Merck’s HIV patent agreement ignites criticism

Merck HIV medicine children
Copyright: Kieran Dodds / Panos

Speed read

  • Patent pools allow generics companies to produce drugs without paying royalties
  • Merck has added a patent for an early childhood HIV drug to the pool
  • But this PR stunt isn’t necessary, say critics, and there’s no proof it will help

Send to a friend

The details you provide on this page will not be used to send unsolicited email, and will not be sold to a 3rd party. See privacy policy.

Pharma giant Merck has become the latest drug company to share intellectual property rights with a UN-backed patent pool for HIV medicines, but critics have told SciDev.Net it is “a false solution to a real problem”.

The Medicines Patent Pool (MPP) was founded in 2010 by UNITAID, a UN-backed initiative aiming to use innovative financing to increase access to HIV, tuberculosis and malaria medicines in developing nations. The pool lets drug manufacturers in developing countries produce and sell low-cost HIV treatments through voluntary licensing and patent pooling.
The MPP and Merck signed a licensing agreement last month (24 February) for paediatric formulations of raltegravir, one of the few HIV drugs approved for children younger than three. Using the new licence, drug manufacturers can make cheaper versions of raltegravir because they do not have to pay royalties to Merck, says Greg Perry, executive director of the MPP.

Another goal of the pool is to enable manufacturers to produce fixed-dose combination medicines of more than one drug in a single pill, he says. These are particularly valuable for treating HIV, where often three or four drugs are used at once.
“We’ve been able to pool all the key paediatric HIV medicines that have intellectual property protection so the drugs can be improved and combined to make new formulations in 92 countries, including those with the world’s highest HIV burden,” says Perry.

PR exercise?

But intellectual property expert Othoman Mellouk is critical of the agreement. Mellouk, who works at the International Treatment Preparedness Coalition, a global network dedicated to affordable healthcare for people with HIV, says he thinks the agreement looks like a PR exercise that will not deliver improved access to medicines where they are most needed.

“What we need for children with HIV is better drugs, better formulations, and we need to have them developed much more quickly.”

Martina Penazzato, WHO

He notes some middle income nations including China — which have more competitive pharmaceutical industries — are excluded.*

“The MPP mechanism ensures originator companies are in control and determine the parameters of agreements. Licences are negotiated without transparency.

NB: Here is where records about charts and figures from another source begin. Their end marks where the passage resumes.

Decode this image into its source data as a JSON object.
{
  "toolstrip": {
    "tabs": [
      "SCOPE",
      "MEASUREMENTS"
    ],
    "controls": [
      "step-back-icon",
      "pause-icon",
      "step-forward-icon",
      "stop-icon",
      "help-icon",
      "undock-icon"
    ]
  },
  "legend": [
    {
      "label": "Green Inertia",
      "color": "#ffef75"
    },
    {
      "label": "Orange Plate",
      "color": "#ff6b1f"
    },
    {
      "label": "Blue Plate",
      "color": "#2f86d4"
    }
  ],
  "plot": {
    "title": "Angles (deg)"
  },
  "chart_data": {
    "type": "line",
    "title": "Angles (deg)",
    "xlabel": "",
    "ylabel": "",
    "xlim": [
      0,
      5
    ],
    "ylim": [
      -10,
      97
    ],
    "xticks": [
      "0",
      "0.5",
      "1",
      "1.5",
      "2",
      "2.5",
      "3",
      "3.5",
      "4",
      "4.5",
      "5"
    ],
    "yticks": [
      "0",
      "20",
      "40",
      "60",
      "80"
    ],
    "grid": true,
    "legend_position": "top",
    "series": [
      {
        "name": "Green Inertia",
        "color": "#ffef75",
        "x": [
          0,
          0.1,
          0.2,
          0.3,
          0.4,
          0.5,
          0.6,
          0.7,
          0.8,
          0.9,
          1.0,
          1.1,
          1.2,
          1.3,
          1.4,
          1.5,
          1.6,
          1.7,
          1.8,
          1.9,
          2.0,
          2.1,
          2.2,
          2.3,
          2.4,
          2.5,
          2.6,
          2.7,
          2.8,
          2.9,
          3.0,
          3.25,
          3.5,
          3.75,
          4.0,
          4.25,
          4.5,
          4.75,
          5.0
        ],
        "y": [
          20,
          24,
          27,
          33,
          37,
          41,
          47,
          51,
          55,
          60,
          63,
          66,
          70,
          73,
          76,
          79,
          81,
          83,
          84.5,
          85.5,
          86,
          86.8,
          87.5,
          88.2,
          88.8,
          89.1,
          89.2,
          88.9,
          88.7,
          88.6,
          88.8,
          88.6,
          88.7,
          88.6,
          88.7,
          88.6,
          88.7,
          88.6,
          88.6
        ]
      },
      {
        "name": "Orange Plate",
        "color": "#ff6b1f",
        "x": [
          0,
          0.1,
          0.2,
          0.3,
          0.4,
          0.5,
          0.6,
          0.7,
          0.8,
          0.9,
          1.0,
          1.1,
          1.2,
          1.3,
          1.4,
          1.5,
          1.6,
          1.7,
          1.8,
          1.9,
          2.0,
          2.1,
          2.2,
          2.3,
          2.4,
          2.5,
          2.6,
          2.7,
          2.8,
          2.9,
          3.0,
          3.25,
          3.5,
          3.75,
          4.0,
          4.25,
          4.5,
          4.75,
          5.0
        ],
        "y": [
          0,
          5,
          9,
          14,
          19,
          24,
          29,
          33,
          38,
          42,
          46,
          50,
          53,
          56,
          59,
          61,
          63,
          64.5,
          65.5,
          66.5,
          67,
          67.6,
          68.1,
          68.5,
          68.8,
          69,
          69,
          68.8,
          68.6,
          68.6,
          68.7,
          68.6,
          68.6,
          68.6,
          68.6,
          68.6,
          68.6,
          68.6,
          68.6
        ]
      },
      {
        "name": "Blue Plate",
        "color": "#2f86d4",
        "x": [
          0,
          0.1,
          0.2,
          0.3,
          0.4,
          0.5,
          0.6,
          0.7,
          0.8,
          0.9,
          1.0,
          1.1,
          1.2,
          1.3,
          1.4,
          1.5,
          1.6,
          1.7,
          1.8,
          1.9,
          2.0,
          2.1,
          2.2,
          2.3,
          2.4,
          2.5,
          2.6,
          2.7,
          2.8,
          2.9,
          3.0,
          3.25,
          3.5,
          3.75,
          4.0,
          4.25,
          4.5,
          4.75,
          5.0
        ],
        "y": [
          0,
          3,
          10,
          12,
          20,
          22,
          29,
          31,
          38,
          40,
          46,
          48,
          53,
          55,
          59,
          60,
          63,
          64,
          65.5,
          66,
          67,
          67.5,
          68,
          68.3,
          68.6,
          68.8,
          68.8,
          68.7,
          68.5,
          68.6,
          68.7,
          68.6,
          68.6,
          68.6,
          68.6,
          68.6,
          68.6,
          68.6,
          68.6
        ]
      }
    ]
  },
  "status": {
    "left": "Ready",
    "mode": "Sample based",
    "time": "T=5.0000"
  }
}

And there is little evidence of actual improvement in access to medicines,” he says.

Mellouk adds: “Coming from the Middle East and North Africa, I don't understand why a country like Morocco is included while Algeria or Tunisia are excluded. The countries have same economic situation and the same epidemic.”
He also thinks that drug companies use MPP agreements to bypass the existing legal mechanisms designed to protect access to medicines and public health, such as the World Trade Organization’s Trade-Related Aspects of International Property Rights (TRIPS), an international agreement setting out minimum standards of intellectual property protection.

Importantly, says Mellouk, many developing nations are afforded flexibilities under TRIPS. “If this is respected, there’s no need for a licence from the MPP,” he says. In fact, he adds, voluntary licences such as those agreed through MPP actually undermine a country’s negotiation power and ability to use TRIPS flexibilities.
However, a spokesperson for MPP tells SciDev.Net that their licences are compatible with TRIPS flexibilities.

Wrong answer

Tahir Amin, director of I-MAK, a US-based non-profit organisation that aims to increase access to medicines through a fair patent system, says the real problem with children’s antiretrovirals is not patents, but a lack of return on investment which means companies are happy to license generic companies and the patent pool.

“By controlling the competition to restricted licensed countries, the originator companies achieve their objectives. The patent pool is merely cementing the pharmaceutical company’s strategy of market segmentation which will in the long term be a detriment to the growth of generics, especially in India, supply chains and more importantly access,” he tells SciDev.Net.

But Martina Penazzato, paediatric advisor for the WHO’s HIV department, is more positive about the agreement: “What we need for children with HIV is better drugs, better formulations, and we need to have them developed much more quickly.”

*This article originally stated incorrectly that India was excluded from the agreement.